Install requirements in a clean environment:
```
conda create -n npc python=3.7
conda activate npc
pip install -r requirements.txt
```

#### Run

```
python main_text.py
```
By default, this will only use 100 test and training samples per class as a quick demo. They can be changed by `--num_test`, `--num_train`.

```
--compressor <gzip, lzma, bz2>
--dataset <AG_NEWS, SogouNews, DBpedia, YahooAnswers, 20News, Ohsumed_single, R8, R52, kinnews, kirnews, swahili, filipino> [Note that for small datasets like kinnews, default 100-shot is too big, need to set --num_test and --num_train.]
--num_train <INT>
--num_test <INT>
--data_dir <DIR> [This needs to be specified for R8, R52 and Ohsumed.]
--all_test [This will use the whole test dataset.]
--all_train
--record [This will record the distance matrix in order to save for the future use. It's helpful when you when to run on the whole dataset.]
--test_idx_start <INT>
--test_idx_end <INT> [These two args help us to run on a certain range of test set. Also helpful for calculating the distance matrix on the whole dataset.]
--para [This will use multiprocessing to accelerate.]
--output_dir <DIR> [The output directory to save information of tested indices or distance matrix.]

```

#### Calculate Accuracy (Optional)

If we want to calculate accuracy from recorded distance file <DISTANCE DIR>, use

```
python main_text.py --record --score --distance_fn <DISTANCE DIR> 
```
to calculate accuracy.

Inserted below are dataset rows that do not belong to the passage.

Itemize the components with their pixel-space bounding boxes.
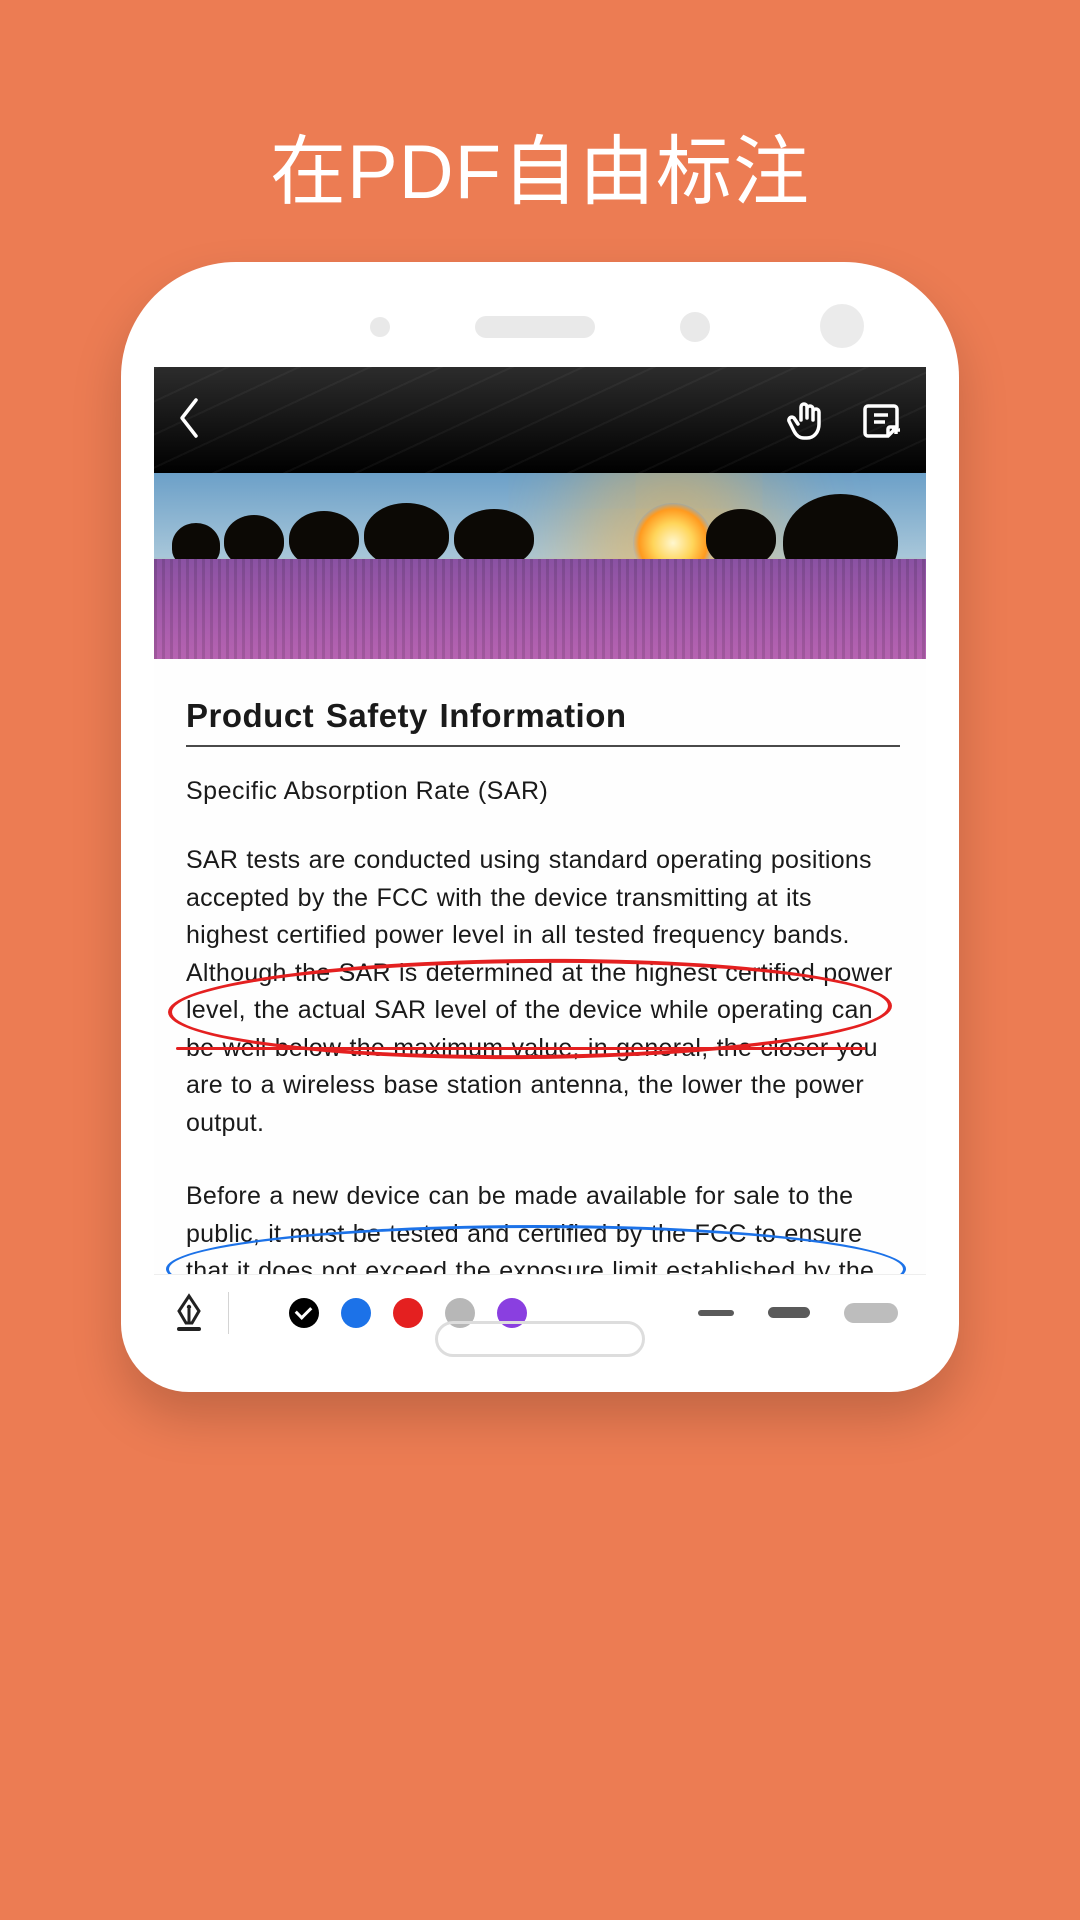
document-title: Product Safety Information [186, 697, 900, 747]
hand-tool-button[interactable] [784, 397, 830, 443]
document-paragraph: SAR tests are conducted using standard o… [186, 842, 900, 1142]
phone-camera-dot [820, 304, 864, 348]
app-header [154, 367, 926, 473]
app-screen: Product Safety Information Specific Abso… [154, 367, 926, 1350]
note-add-icon [861, 400, 901, 440]
phone-frame: Product Safety Information Specific Abso… [121, 262, 959, 1392]
marketing-headline: 在PDF自由标注 [0, 110, 1080, 220]
color-swatch-red[interactable] [393, 1298, 423, 1328]
stroke-thin[interactable] [698, 1310, 734, 1316]
color-swatch-blue[interactable] [341, 1298, 371, 1328]
back-button[interactable] [176, 396, 204, 445]
document-hero-image [154, 473, 926, 659]
stroke-thick[interactable] [844, 1303, 898, 1323]
hand-pointer-icon [787, 398, 827, 442]
color-swatch-black[interactable] [289, 1298, 319, 1328]
chevron-left-icon [176, 396, 204, 440]
toolbar-divider [228, 1292, 229, 1334]
stroke-width-picker [698, 1303, 898, 1323]
phone-speaker [370, 312, 710, 342]
annotation-red-strike[interactable] [176, 1047, 866, 1050]
fountain-pen-icon [172, 1293, 206, 1333]
document-subtitle: Specific Absorption Rate (SAR) [186, 777, 900, 806]
add-note-button[interactable] [858, 397, 904, 443]
phone-home-button [435, 1321, 645, 1357]
document-body[interactable]: Product Safety Information Specific Abso… [154, 659, 926, 1329]
stroke-medium[interactable] [768, 1307, 810, 1318]
pen-tool-button[interactable] [170, 1294, 208, 1332]
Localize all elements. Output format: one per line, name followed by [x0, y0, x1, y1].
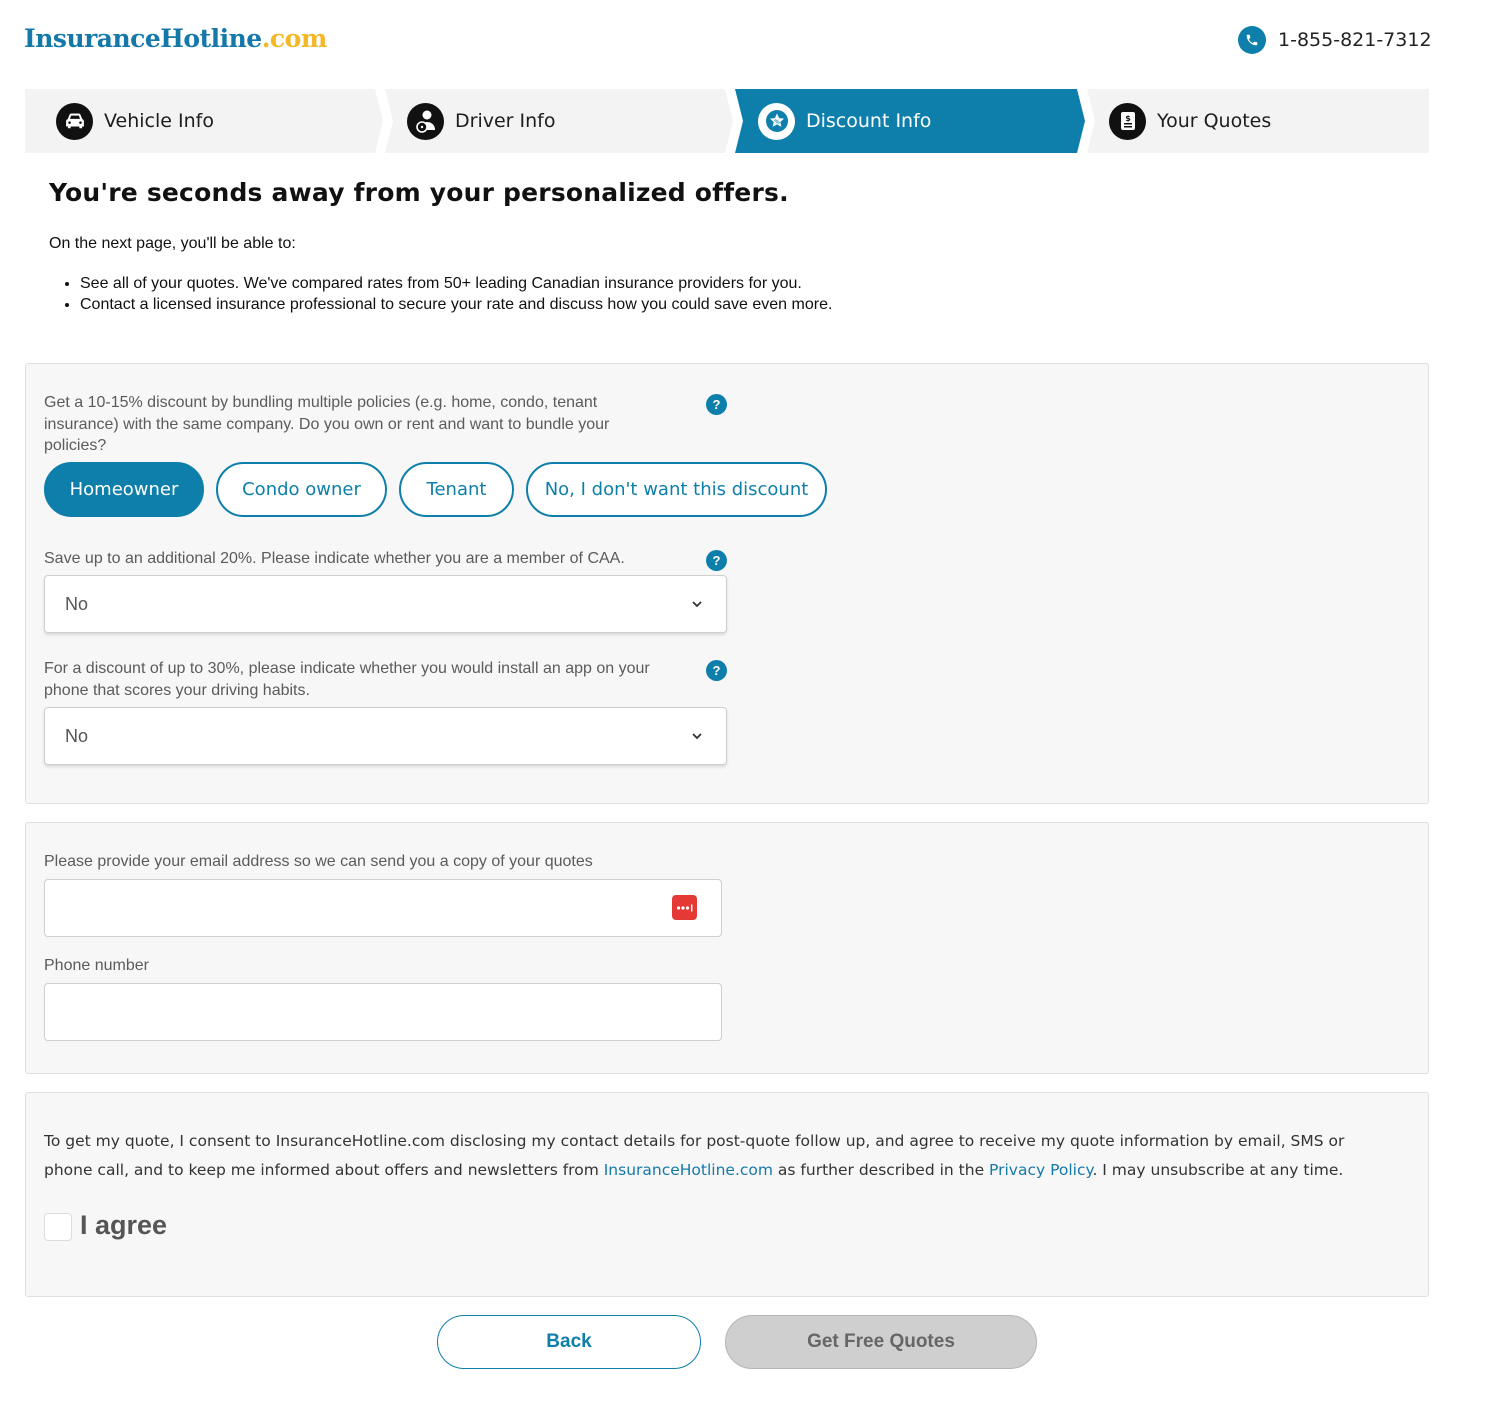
list-item: See all of your quotes. We've compared r…	[80, 273, 832, 294]
email-field[interactable]	[44, 879, 722, 937]
help-icon[interactable]: ?	[706, 660, 727, 681]
help-icon[interactable]: ?	[706, 394, 727, 415]
step-label: Driver Info	[455, 110, 556, 132]
step-vehicle-info[interactable]: Vehicle Info	[25, 89, 383, 153]
discount-panel: Get a 10-15% discount by bundling multip…	[25, 363, 1429, 804]
back-button[interactable]: Back	[437, 1315, 701, 1369]
get-free-quotes-button[interactable]: Get Free Quotes	[725, 1315, 1037, 1369]
option-homeowner[interactable]: Homeowner	[44, 462, 204, 517]
phone-icon	[1238, 26, 1266, 54]
step-driver-info[interactable]: Driver Info	[385, 89, 733, 153]
phone-number: 1-855-821-7312	[1278, 29, 1432, 51]
password-manager-icon[interactable]	[672, 895, 697, 920]
consent-text: To get my quote, I consent to InsuranceH…	[44, 1127, 1394, 1185]
header-phone[interactable]: 1-855-821-7312	[1238, 26, 1432, 54]
caa-select-value: No	[65, 593, 89, 614]
consent-text-part: . I may unsubscribe at any time.	[1092, 1161, 1344, 1179]
page-title: You're seconds away from your personaliz…	[49, 178, 789, 207]
option-condo-owner[interactable]: Condo owner	[216, 462, 387, 517]
logo-tld: .com	[261, 24, 328, 53]
consent-panel: To get my quote, I consent to InsuranceH…	[25, 1092, 1429, 1297]
quotes-document-icon: $	[1109, 102, 1146, 140]
bundle-question: Get a 10-15% discount by bundling multip…	[44, 394, 610, 454]
email-label: Please provide your email address so we …	[44, 853, 593, 870]
chevron-down-icon	[692, 601, 702, 608]
app-question: For a discount of up to 30%, please indi…	[44, 660, 650, 699]
option-no-discount[interactable]: No, I don't want this discount	[526, 462, 827, 517]
help-icon[interactable]: ?	[706, 550, 727, 571]
phone-label: Phone number	[44, 957, 149, 974]
caa-question: Save up to an additional 20%. Please ind…	[44, 550, 625, 567]
svg-text:$: $	[1125, 114, 1131, 123]
list-item: Contact a licensed insurance professiona…	[80, 294, 832, 315]
privacy-policy-link[interactable]: Privacy Policy	[989, 1161, 1092, 1179]
phone-field[interactable]	[44, 983, 722, 1041]
chevron-down-icon	[692, 733, 702, 740]
consent-text-part: as further described in the	[773, 1161, 990, 1179]
star-discount-icon: %	[758, 102, 795, 140]
progress-steps: Vehicle Info Driver Info % Discount Info…	[25, 89, 1429, 153]
benefits-list: See all of your quotes. We've compared r…	[80, 273, 832, 315]
agree-checkbox[interactable]	[44, 1213, 72, 1241]
step-label: Your Quotes	[1157, 110, 1272, 132]
logo-brand: InsuranceHotline	[24, 24, 262, 53]
step-discount-info[interactable]: % Discount Info	[735, 89, 1085, 153]
step-label: Vehicle Info	[104, 110, 214, 132]
site-header: InsuranceHotline.com 1-855-821-7312	[0, 0, 1505, 85]
app-select-value: No	[65, 725, 89, 746]
agree-label[interactable]: I agree	[80, 1210, 167, 1241]
site-logo[interactable]: InsuranceHotline.com	[24, 24, 327, 53]
app-select[interactable]: No	[44, 707, 727, 765]
driver-icon	[407, 102, 444, 140]
svg-text:%: %	[774, 120, 780, 126]
caa-select[interactable]: No	[44, 575, 727, 633]
intro-lead: On the next page, you'll be able to:	[49, 235, 296, 252]
contact-panel: Please provide your email address so we …	[25, 822, 1429, 1074]
step-your-quotes[interactable]: $ Your Quotes	[1087, 89, 1429, 153]
car-icon	[56, 102, 93, 140]
step-label: Discount Info	[806, 110, 932, 132]
site-link[interactable]: InsuranceHotline.com	[604, 1161, 773, 1179]
option-tenant[interactable]: Tenant	[399, 462, 514, 517]
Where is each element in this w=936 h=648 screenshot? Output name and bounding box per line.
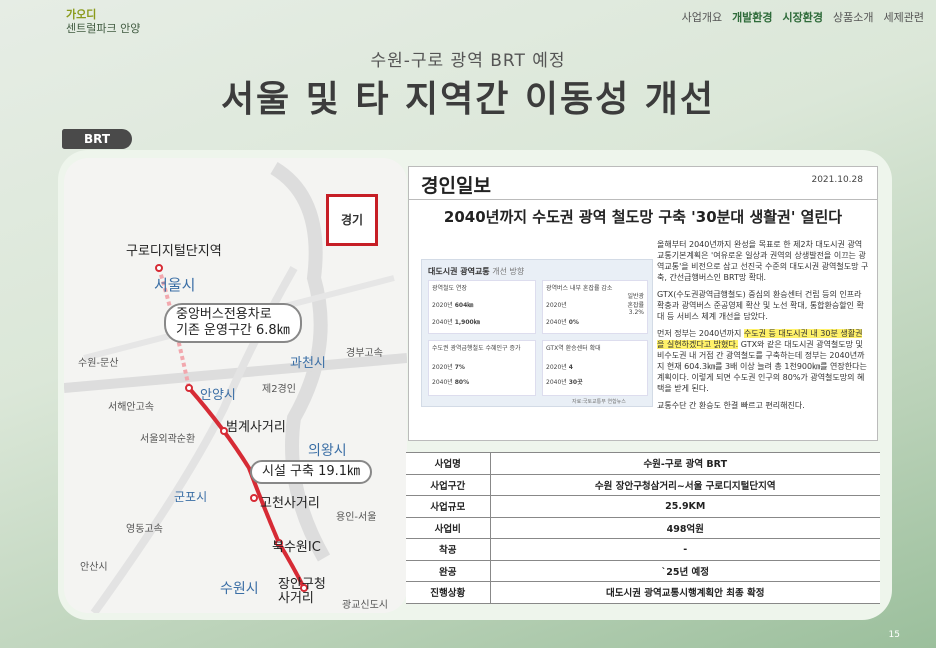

Otherwise, the accuracy will be calculated automatically using the command in the last section.

#### Use Custom Dataset

You can use your own custom dataset by passing `custom` to `--dataset`; pass the data directory that contains `train.txt` and `test.txt` to `--data_dir`; pass the class number to the `--class_num`.

Both `train.txt` and `test.txt` are expected to have the format `{label}\t{text}` per line.

You can change the delimiter according to you dataset by changing `delimiter` in `load_custom_dataset()` in `data.py`.